山にカリガネソウ(雁草、雁金草:カリオプテリス・ディバリカタ:Caryopteris divaricata:クマツヅラ科カリガネソウ属)が咲いていました。


Caryopterisdivaricata4


Caryopterisdivaricata5


Caryopterisdivaricata6


カリガネソウ属は、ヒマラヤから日本を含む東アジアに6〜10種が知られています。
日本ではダンギクとカリガネソウが自生しています。同じ属とは言え、この二つは花の大きさが違うせいか、違った花のように見えます。

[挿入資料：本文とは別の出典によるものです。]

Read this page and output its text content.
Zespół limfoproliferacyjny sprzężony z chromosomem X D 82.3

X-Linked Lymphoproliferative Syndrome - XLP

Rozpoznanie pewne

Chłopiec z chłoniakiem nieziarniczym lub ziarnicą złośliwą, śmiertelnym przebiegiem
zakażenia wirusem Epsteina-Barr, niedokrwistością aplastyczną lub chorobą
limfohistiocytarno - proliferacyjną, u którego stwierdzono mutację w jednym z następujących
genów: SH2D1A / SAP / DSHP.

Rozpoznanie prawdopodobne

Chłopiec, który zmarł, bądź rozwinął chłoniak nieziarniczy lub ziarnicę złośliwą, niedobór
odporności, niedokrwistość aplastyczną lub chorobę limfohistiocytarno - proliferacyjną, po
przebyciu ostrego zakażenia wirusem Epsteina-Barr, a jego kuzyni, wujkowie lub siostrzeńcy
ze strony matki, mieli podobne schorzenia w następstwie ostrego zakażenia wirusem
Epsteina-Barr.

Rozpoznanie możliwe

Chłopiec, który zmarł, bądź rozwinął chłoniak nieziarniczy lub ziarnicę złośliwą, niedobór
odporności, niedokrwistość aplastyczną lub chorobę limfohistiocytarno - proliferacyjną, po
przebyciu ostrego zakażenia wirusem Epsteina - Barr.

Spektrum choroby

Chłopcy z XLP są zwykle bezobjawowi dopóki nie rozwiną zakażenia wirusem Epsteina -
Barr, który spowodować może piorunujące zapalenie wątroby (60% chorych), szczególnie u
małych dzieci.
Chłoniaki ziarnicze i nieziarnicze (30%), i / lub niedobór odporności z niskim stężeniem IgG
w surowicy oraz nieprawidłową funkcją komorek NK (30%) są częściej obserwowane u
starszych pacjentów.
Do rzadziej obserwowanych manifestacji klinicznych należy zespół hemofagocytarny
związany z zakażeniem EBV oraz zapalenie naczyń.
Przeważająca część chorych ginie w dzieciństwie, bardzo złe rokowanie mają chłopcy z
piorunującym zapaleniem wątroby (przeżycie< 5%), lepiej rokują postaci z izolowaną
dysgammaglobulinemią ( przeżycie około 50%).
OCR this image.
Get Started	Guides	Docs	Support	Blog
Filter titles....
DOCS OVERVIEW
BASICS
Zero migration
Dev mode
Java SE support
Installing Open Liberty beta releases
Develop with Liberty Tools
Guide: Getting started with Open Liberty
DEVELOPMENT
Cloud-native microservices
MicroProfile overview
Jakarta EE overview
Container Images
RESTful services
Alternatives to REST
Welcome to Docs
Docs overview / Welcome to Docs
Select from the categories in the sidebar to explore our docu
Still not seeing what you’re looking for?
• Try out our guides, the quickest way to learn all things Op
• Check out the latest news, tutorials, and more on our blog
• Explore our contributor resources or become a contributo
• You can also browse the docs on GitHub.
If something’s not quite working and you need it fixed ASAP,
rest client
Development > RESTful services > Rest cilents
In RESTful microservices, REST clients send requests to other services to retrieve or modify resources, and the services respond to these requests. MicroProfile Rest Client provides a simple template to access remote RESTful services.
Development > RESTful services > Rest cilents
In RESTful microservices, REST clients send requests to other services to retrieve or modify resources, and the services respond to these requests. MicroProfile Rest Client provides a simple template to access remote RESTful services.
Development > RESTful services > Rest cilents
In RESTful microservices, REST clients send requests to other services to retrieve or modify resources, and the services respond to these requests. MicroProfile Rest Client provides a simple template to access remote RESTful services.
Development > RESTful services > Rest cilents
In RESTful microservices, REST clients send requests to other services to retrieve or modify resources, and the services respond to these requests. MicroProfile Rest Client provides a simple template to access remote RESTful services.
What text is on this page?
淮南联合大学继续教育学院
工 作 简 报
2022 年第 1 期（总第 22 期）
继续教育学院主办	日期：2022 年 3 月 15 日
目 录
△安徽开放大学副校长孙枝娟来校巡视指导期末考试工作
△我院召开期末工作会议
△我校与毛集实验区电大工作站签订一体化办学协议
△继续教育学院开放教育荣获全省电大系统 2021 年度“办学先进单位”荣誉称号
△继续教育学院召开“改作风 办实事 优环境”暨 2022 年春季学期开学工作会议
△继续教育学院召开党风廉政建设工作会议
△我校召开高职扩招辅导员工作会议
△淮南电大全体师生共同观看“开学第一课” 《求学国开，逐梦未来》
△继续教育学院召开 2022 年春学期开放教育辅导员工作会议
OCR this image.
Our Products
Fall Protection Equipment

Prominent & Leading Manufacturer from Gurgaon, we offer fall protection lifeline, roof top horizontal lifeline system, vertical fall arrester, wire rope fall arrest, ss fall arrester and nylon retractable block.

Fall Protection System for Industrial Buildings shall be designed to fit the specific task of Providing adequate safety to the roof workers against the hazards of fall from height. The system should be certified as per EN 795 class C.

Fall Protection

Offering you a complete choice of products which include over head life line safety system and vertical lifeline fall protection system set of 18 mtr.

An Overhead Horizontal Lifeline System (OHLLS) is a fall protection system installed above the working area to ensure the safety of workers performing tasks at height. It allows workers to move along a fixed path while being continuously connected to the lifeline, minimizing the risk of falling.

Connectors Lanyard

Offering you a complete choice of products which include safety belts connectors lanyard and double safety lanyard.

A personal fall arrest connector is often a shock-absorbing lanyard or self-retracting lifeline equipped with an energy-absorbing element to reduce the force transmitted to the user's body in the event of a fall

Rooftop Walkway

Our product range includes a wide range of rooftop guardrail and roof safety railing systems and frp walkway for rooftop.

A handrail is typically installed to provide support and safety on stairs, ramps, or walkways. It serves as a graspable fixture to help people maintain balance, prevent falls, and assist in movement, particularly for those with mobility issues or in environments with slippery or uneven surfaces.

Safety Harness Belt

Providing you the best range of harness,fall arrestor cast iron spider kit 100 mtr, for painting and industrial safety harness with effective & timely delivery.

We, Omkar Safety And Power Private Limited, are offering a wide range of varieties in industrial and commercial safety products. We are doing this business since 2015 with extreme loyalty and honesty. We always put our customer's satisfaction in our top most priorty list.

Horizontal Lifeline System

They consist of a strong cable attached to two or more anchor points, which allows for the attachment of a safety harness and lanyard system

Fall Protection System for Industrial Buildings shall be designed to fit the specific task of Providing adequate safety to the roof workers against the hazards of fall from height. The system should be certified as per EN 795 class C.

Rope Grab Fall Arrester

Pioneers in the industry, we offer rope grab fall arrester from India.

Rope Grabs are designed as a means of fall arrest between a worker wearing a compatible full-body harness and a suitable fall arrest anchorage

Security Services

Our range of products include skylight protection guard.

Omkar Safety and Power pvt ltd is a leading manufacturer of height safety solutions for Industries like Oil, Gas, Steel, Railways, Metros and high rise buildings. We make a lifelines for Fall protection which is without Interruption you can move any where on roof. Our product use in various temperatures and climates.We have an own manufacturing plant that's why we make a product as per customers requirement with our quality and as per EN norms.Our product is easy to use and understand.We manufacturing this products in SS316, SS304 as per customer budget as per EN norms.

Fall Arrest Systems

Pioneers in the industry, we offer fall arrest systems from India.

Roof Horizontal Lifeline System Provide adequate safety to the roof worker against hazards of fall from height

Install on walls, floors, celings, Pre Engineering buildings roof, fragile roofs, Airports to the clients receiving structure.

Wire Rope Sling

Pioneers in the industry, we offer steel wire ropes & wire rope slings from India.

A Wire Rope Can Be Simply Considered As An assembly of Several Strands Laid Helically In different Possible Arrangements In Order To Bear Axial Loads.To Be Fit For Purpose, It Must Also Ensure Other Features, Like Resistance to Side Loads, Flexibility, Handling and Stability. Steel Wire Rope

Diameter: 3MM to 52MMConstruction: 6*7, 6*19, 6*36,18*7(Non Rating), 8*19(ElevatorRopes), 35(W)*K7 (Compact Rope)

カリガネソウは全国の原野や山地の湿った林縁などに自生する低亜木で、夏に葉腋から青紫色の球状の蕾をつけます。
花は薄紫色で、短い筒部があり、先で5裂し、一番下の大きな舌状の裂片には紫の模様が入っています。
カリガネソウの花は、4本の雌しべとと雄しべが上に伸びて花から飛び出し、回り込むように垂れています。
この妙な構造は、蜜を吸いに来る昆虫の身体の動きによって受粉するという巧妙な仕組みのようです。

属名のカリオプテリスは karyon(クルミ)と pteryx(翼)の造語で、大きさは違えどクルミのような果実にちょっとした翼があることに由来します。
種小名ディバリカタは「広い角度で開いた、分岐した」という意味です。